Le réveil se fait sous un soleil radieux. Cela nous donne envie de faire un brin de ménage dans le CC : rangement de tous les caissons – coup de balai puis d’aspirateur. Dominique pousse le vice jusqu’à faire une lessive (le linge trempe avec de la lessive dans un bidon de bateau, en roulant le brassage se fait sans problème). Il ne reste plus qu’à rincer !
Après une bonne douche, nous nous rendons en banlieue de Lublin, visiter le camp de Majdanek.
Une chose est surprenante : la ville s’est tellement agrandie que des immeubles se trouvent à quelques mètres du camp. Certaines fenêtres donnent sur les baraquements.
Nous nous parquons sur le P1 (payant) et allons prendre la température au point info.
Le camp s’échelonne sur 5 km.
Heureusement nous avons l’autorisation d’utiliser les trois parkings pour personnes à mobilité réduite.
Il fait une chaleur écrasante (ce matin 26°).
Le camp a, en partie, été reconstruit après la guerre.
Certains toits sont en cours de rénovation.
Tous les panneaux sont écrits en Polonais, en Anglais et en Yiddish.
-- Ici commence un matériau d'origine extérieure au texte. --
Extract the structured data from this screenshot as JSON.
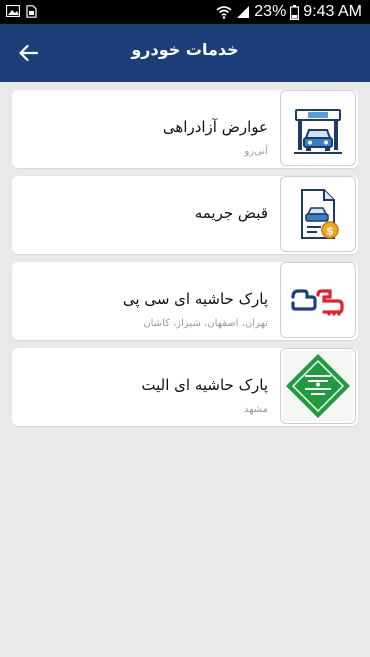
{
  "status_bar": {
    "battery": "23%",
    "time": "9:43 AM",
    "left_icons": [
      "image-icon",
      "sim-icon"
    ],
    "right_icons": [
      "wifi-icon",
      "signal-icon",
      "battery-icon"
    ]
  },
  "header": {
    "title": "خدمات خودرو",
    "back_icon": "arrow-left-icon",
    "color": "#1c3f7a"
  },
  "services": [
    {
      "title": "عوارض آزادراهی",
      "subtitle": "آنی‌رو",
      "icon": "toll-gate-car-icon"
    },
    {
      "title": "قبض جریمه",
      "subtitle": "",
      "icon": "fine-bill-icon"
    },
    {
      "title": "پارک حاشیه ای سی پی",
      "subtitle": "تهران، اصفهان، شیراز، کاشان",
      "icon": "cp-logo"
    },
    {
      "title": "پارک حاشیه ای الیت",
      "subtitle": "مشهد",
      "icon": "elite-logo"
    }
  ]
}
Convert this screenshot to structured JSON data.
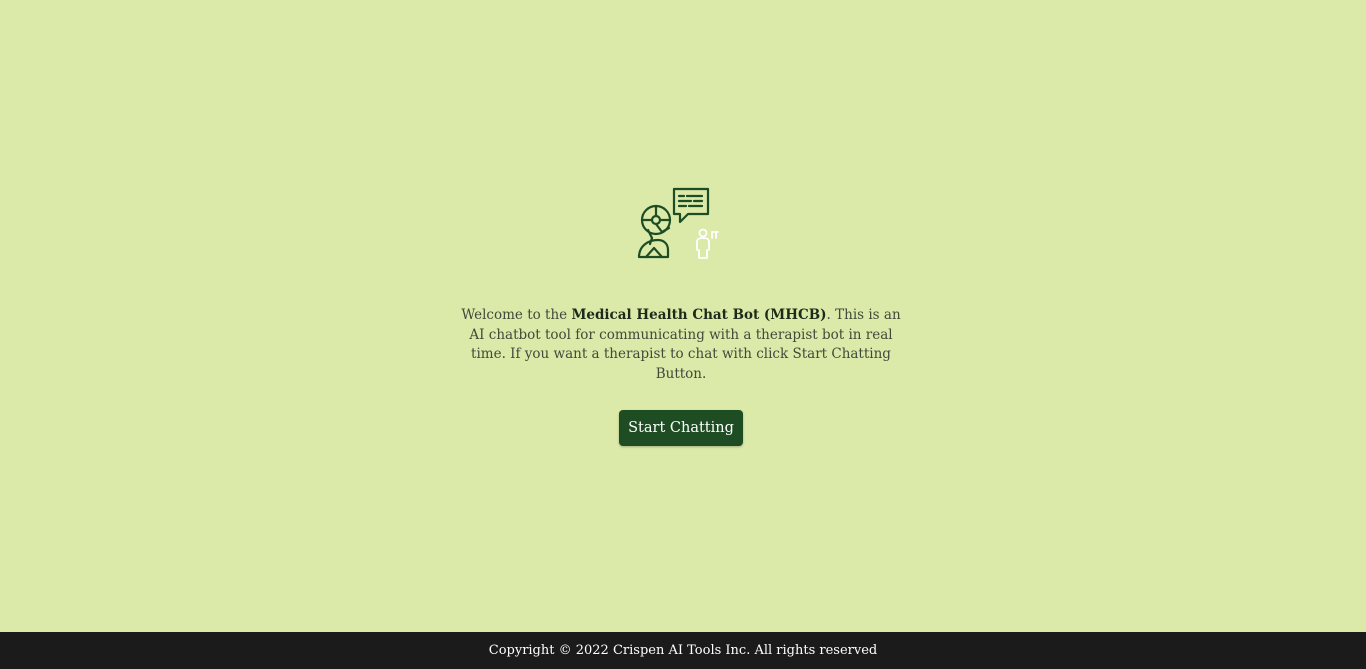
{
  "welcome": {
    "prefix": "Welcome to the ",
    "app_name": "Medical Health Chat Bot (MHCB)",
    "suffix": ". This is an AI chatbot tool for communicating with a therapist bot in real time. If you want a therapist to chat with click Start Chatting Button."
  },
  "logo": {
    "icon": "ai-therapist-chat-icon",
    "color": "#1e4d24"
  },
  "start_button": {
    "label": "Start Chatting",
    "color": "#1e4d24"
  },
  "footer": {
    "copyright": "Copyright © 2022 Crispen AI Tools Inc. All rights reserved"
  },
  "colors": {
    "background": "#dbe9a9",
    "footer_background": "#1b1b1b"
  }
}
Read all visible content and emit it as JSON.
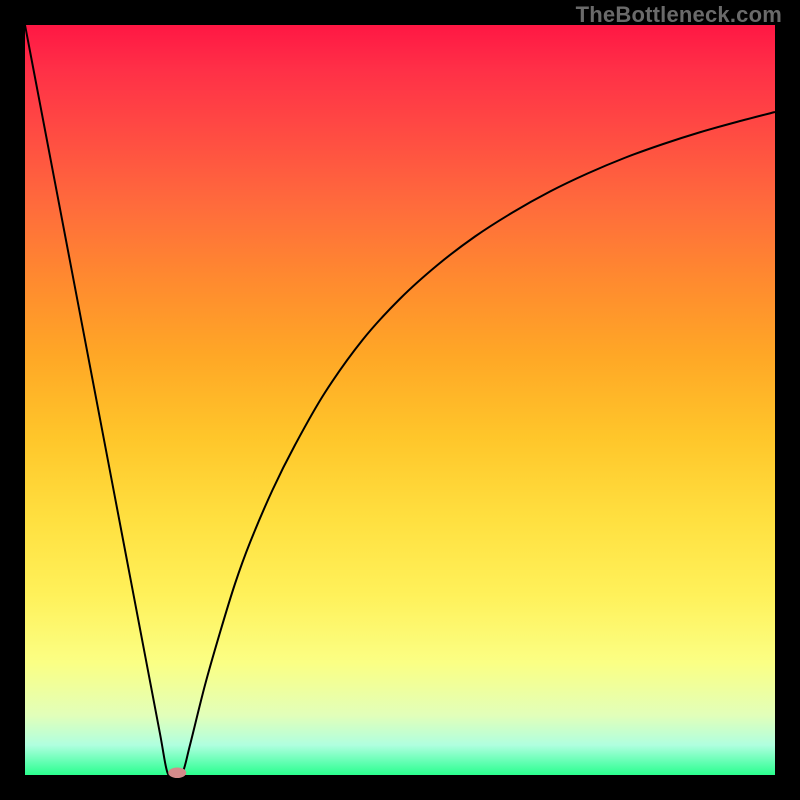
{
  "watermark": "TheBottleneck.com",
  "chart_data": {
    "type": "line",
    "title": "",
    "xlabel": "",
    "ylabel": "",
    "xlim": [
      0,
      100
    ],
    "ylim": [
      0,
      100
    ],
    "gradient_stops": [
      {
        "pos": 0,
        "color": "#ff1744"
      },
      {
        "pos": 6,
        "color": "#ff3047"
      },
      {
        "pos": 14,
        "color": "#ff4a43"
      },
      {
        "pos": 24,
        "color": "#ff6b3c"
      },
      {
        "pos": 34,
        "color": "#ff8a2f"
      },
      {
        "pos": 44,
        "color": "#ffa726"
      },
      {
        "pos": 55,
        "color": "#ffc62a"
      },
      {
        "pos": 66,
        "color": "#ffe040"
      },
      {
        "pos": 76,
        "color": "#fff15a"
      },
      {
        "pos": 85,
        "color": "#fbff84"
      },
      {
        "pos": 92,
        "color": "#e2ffb9"
      },
      {
        "pos": 96,
        "color": "#b0ffdf"
      },
      {
        "pos": 98.5,
        "color": "#5bffae"
      },
      {
        "pos": 100,
        "color": "#2bff8e"
      }
    ],
    "series": [
      {
        "name": "bottleneck-curve",
        "color": "#000000",
        "stroke_width": 2,
        "x": [
          0,
          2,
          4,
          6,
          8,
          10,
          12,
          14,
          16,
          18,
          19,
          20,
          21,
          22,
          24,
          26,
          28,
          30,
          33,
          36,
          40,
          45,
          50,
          55,
          60,
          65,
          70,
          75,
          80,
          85,
          90,
          95,
          100
        ],
        "y": [
          100,
          89.5,
          79,
          68.5,
          58,
          47.5,
          37,
          26.5,
          16,
          5.5,
          0.3,
          0,
          0.3,
          4,
          12,
          19,
          25.5,
          31,
          38,
          44,
          51,
          58,
          63.5,
          68,
          71.8,
          75,
          77.8,
          80.2,
          82.3,
          84.1,
          85.7,
          87.1,
          88.4
        ]
      }
    ],
    "marker": {
      "x": 20.3,
      "y": 0.3,
      "rx": 1.2,
      "ry": 0.7,
      "color": "#d48a8a"
    }
  }
}
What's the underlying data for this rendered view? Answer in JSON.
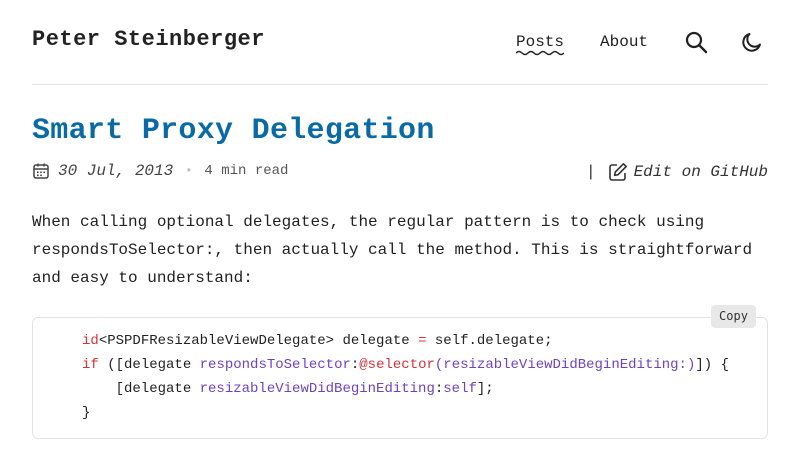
{
  "header": {
    "site_title": "Peter Steinberger",
    "nav": {
      "posts": "Posts",
      "about": "About"
    },
    "search_icon": "search-icon",
    "theme_icon": "moon-icon"
  },
  "post": {
    "title": "Smart Proxy Delegation",
    "date": "30 Jul, 2013",
    "read_time": "4 min read",
    "separator": "|",
    "edit_label": "Edit on GitHub",
    "intro": "When calling optional delegates, the regular pattern is to check using respondsToSelector:, then actually call the method. This is straightforward and easy to understand:"
  },
  "code": {
    "copy_label": "Copy",
    "line1": {
      "kw": "id",
      "rest": "<PSPDFResizableViewDelegate> delegate ",
      "op": "=",
      "tail": " self.delegate;"
    },
    "line2": {
      "kw": "if",
      "a": " ([delegate ",
      "fn1": "respondsToSelector",
      "colon": ":",
      "sel": "@selector",
      "arg": "(resizableViewDidBeginEditing:)",
      "tail": "]) {"
    },
    "line3": {
      "a": "    [delegate ",
      "fn": "resizableViewDidBeginEditing",
      "colon": ":",
      "kw": "self",
      "tail": "];"
    },
    "line4": "}"
  },
  "colors": {
    "title": "#0a6aa6",
    "keyword": "#d0343a",
    "function": "#6f42c1"
  }
}
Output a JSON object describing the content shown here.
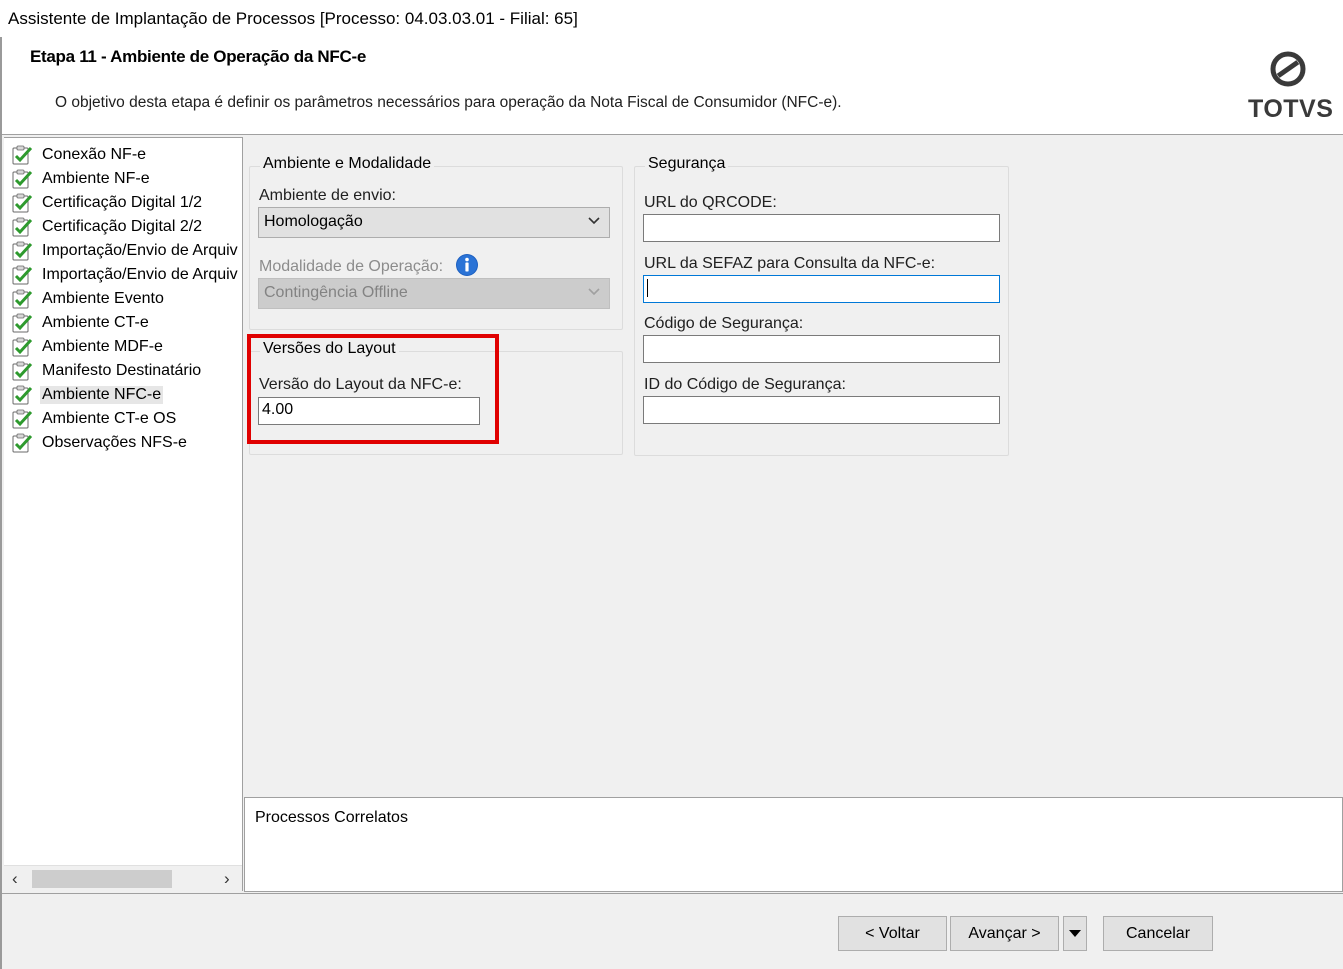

Aucune documentation en français ; toutefois tout est compréhensible.
Beaucoup de guides accompagnent des groupes de toutes les nationalités. Pour deux personnes il n’y a pas de guide ; nous n’avons pas pu intégrer un groupe de Français car il n’y en avait pas ! ! ! !
Le bâtiment des douches.
L'entrée d'un camp, à l'intérieur du camp.
La clôture.
Nous passons beaucoup de temps à la visite.
Devant nous, un jeune couple de Polonais écoutait les explications d’un vieux monsieur qui indéniablement connaissait les lieux pour y avoir vécu, ou plutôt survécu ! ! !
A l'intérieur des baraquements, Dominique est gênée par l’odeur qui doit provenir du produit de traitement du bois.
On ne peut pas dire que l’on soit choqué par ce que l’on voit. En fait tout est sobre ! Il faut faire fonctionner sa mémoire et essayer (j’ai bien dit essayer) de remonter le temps.
Au fond du camp, un mausolée en forme de coupole.
Après cette visite, pour nous changer les idées, nous rentrons au camping. Il fait encore très chaud et nous partons nous promener au bord du lac pour trouver un peu de fraîcheur.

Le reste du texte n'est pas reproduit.